Sugar in simulation could be seen as a metaphor for resources in an artificial world through which the examiner can study the effects of social dynamics such as evolution, marital status and inheritance on populations.

Exact simulation of the original rules provided by J. Epstein & R. Axtell in their book can be problematic and it is not always possible to recreate the same results as those presented in Growing Artificial Societies.

==Model implementations==
The Sugarscape model has had several implementations, some of which are available as free and open source software.

===Ascape===
An original implementation was developed in Ascape, Java software suitable for agent-based social simulation. The Sugarscape model remains part of the built-in library of models distributed with Ascape.

===NetLogo===
NetLogo has been used to build Sugarscape models. Three Sugarscape scenarios are included in the NetLogo Models Library: "Immediate Growback", "Constant Growback" and "Wealth Distribution". Besides these three scenarios lies Iain Weaver's Sugarscape NetLogo model, which is part of the User Community Models Library. "It builds on Owen Densmore's NetLogo community model to encompass all rules discussed in Growing Artificial Societies with the exception of the combat rule (although trivial to include, it adds little value to the model)." The model is equipped with rich documentation including instructions for successful replication of the original Sugarscape rules.

===SugarScape on steroids===

Due to the emergent nature of agent-based models (ABMs), it is critical that the population sizes in the simulations match the population sizes of the dynamic systems being modelled. However, the performance of contemporary agent simulation frameworks has been inadequate to handle such large population sizes and parallel computing frameworks designed to run on computing clusters has been limited by available bandwidth.
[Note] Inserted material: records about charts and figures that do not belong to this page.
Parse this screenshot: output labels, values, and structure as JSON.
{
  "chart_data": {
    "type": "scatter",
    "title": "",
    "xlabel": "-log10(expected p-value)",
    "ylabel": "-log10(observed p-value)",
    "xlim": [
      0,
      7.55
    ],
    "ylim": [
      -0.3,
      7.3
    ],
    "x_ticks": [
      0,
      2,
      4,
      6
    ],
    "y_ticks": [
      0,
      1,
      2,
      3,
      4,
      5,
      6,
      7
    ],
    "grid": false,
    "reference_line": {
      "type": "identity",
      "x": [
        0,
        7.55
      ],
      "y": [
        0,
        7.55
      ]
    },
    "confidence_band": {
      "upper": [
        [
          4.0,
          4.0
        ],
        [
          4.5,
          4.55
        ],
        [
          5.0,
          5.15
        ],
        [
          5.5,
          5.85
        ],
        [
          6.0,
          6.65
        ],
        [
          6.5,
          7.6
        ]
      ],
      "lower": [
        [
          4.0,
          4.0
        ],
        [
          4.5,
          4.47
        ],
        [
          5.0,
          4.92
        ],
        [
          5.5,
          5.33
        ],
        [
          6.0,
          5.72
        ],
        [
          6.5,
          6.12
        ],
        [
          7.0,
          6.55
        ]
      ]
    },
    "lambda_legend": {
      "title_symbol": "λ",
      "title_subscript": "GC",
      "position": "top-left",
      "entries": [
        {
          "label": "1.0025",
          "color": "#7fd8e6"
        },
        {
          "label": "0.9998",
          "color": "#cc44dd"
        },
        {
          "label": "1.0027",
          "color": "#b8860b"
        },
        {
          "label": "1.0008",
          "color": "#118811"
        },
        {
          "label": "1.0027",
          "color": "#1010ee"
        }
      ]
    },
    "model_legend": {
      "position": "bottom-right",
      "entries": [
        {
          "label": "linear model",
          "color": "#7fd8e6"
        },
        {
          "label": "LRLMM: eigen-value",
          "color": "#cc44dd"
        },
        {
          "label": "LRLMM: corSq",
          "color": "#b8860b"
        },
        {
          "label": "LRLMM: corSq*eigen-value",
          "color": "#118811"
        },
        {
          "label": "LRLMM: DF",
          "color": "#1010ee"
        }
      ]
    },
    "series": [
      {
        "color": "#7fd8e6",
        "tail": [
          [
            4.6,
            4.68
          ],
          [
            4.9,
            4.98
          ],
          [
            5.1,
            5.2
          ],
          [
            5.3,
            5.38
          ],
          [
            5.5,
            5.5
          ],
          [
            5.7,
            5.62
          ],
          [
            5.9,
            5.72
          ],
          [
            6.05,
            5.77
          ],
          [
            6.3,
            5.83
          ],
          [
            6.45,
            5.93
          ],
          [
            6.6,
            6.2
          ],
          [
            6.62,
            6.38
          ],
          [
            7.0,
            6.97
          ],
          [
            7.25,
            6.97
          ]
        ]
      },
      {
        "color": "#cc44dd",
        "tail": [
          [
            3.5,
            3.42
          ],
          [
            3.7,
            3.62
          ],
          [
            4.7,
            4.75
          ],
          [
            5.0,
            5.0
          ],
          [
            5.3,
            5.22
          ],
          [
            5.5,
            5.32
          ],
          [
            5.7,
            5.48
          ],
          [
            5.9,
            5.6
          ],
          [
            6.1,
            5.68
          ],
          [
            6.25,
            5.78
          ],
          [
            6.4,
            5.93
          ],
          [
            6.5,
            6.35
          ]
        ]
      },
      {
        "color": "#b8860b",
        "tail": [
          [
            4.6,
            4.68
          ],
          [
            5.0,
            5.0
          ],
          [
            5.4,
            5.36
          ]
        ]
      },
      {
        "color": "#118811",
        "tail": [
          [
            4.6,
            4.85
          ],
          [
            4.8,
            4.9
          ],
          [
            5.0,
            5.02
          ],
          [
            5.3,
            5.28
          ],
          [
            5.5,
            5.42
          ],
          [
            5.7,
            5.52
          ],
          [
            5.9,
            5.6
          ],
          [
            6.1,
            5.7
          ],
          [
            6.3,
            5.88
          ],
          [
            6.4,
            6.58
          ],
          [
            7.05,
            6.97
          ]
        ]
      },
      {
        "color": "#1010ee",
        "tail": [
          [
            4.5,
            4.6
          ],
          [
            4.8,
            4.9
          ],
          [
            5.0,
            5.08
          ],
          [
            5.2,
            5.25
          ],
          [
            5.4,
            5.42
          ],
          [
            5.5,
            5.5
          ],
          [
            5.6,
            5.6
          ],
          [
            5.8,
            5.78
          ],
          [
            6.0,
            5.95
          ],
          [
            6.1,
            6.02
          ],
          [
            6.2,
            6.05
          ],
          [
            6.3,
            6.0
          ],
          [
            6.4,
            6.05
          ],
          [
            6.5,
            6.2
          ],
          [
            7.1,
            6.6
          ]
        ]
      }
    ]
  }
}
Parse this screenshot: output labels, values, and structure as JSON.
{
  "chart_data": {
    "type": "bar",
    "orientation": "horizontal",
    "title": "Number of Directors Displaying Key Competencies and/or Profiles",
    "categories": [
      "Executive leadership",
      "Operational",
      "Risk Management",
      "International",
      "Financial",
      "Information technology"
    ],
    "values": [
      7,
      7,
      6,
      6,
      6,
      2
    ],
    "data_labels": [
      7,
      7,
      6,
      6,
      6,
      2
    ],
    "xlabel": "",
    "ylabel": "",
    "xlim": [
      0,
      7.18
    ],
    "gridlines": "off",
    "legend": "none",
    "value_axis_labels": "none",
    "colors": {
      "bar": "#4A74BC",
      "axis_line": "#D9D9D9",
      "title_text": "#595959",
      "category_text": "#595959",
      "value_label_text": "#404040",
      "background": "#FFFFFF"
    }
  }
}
As computing power increases with Moore's law, the size and complexity of simulation frameworks can be expected to increase. The team of R. M. D’Souza, M. Lysenko and K Rahmani from Michigan Technological University used a Sugarscape model to demonstrate the power of Graphics processing units (GPU) in ABM simulations with over 50 updates per second with agent populations exceeding 2 million.

===Mathematica===
Another implementation can be found written in Mathematica.

===MASON===
GMU's MASON project, available under the Academic Free License, also includes an implementation of Sugarscape.